Do not be afraid to add further sessions if required, and encourage all presenters to practice their content on their own

Then it’s rehearse and practice time. You should factor in at least three practice sessions ahead of the presentation date – one to discuss and run through the content at a high level, a second (timed) practice to present more formally and make adjustments to content against running times, and your final practice which should run as though you are in front of the client. Do not be afraid to add further sessions if required, and encourage all presenters to practice their content on their own as well in between sessions.

This planning should mean your team don’t need to rely on the slides to help them through, so consider a one-page placemat instead, which summarises the key points of your submission, your team and your organisation. This should use the same colour and imagery themes as your bid submission and should be handed out after the presentation, not before – else again you risk the client spending more time reading this than listening to you.

Finally, but by no means less important, most presentations include a question and answer session, for which you should be equally prepared. Consider the questions you’re likely to receive – by reviewing the client’s requirements and your submission, assessing the client’s market and sector, and gathering intelligence from within your organisation. Have other teams previously pitched to the same client for other services? Or to similar or even competitor organisations. A little bit of groundwork can often help you plan for the majority of questions you will be asked by the client. But your preparation shouldn’t end there:

  • Group the questions into themes, and divide them amongst the presentation team. Again, if someone is silent during the Q&A it may make the client query why you included them, or what they will actually bring to the relationship. But don’t just allocate for allocation’s sake. If you have the most appropriate attendees on your team, the questions should naturally fall between your presenters. For example, if your project manager is attending, they would naturally answer questions about the onboarding plan, overall project plan and budget. A head of contact centre would be able to answer any questions about the service delivery, recruitment and training, performance management and so on.
  • Practice answering questions more than once, using an independent interviewer who should act as the client, e.g. with little prior knowledge of you and your business.  
  • Build answers into your presentation for those questions you think are most likely. The less the client has to ask to reach their decision, the better!
  • Consider your worst case questions and ensure you have strong answers to these, including covering off any known issues you have; for example if you are the incumbent and performance has slipped recently, come armed with an action plan of how you’ll get the service back on track.

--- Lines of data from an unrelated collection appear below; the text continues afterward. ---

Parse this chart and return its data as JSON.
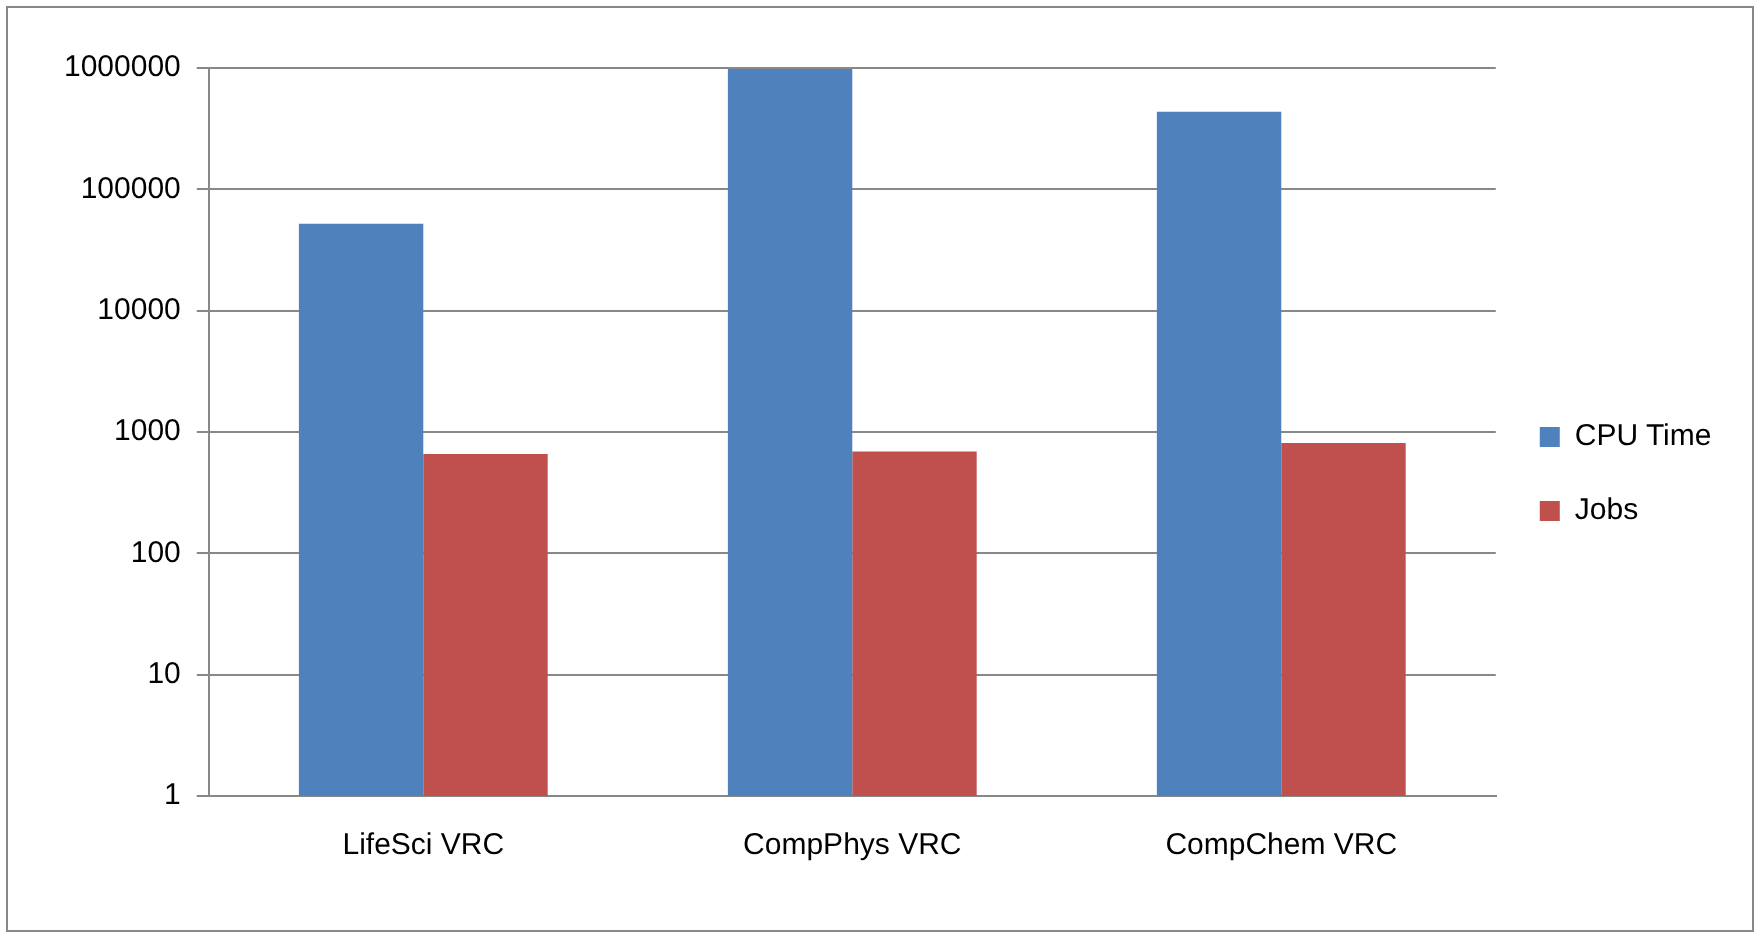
{
  "chart_data": {
    "type": "bar",
    "categories": [
      "LifeSci VRC",
      "CompPhys VRC",
      "CompChem VRC"
    ],
    "series": [
      {
        "name": "CPU Time",
        "color": "#4f81bd",
        "values": [
          52000,
          980000,
          436000
        ]
      },
      {
        "name": "Jobs",
        "color": "#c0504d",
        "values": [
          660,
          690,
          810
        ]
      }
    ],
    "log": "y",
    "ylim": [
      1,
      1000000
    ],
    "yticks": [
      1,
      10,
      100,
      1000,
      10000,
      100000,
      1000000
    ],
    "grid": "y",
    "legend": "right"
  }
}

If you find you are regularly falling at the presentation hurdle, try something different. At one firm, we used a mock panel approach for strategically important bids, asking senior staff to sit as the client presentation team. We provided a synopsis of the written submission, and they asked any questions that had naturally come up for them from the synopsis and during the presentation. They then provided feedback on the content and team. We did this stage independent of the pitch team, and then fed back to them after – allowing the mock panel to be as honest as they needed, and provide truly objective feedback which allowed our team to refocus.

Above all, while it may seem like overkill if you know your subject: prepare, prepare, prepare. It could well be the difference between a win and a loss.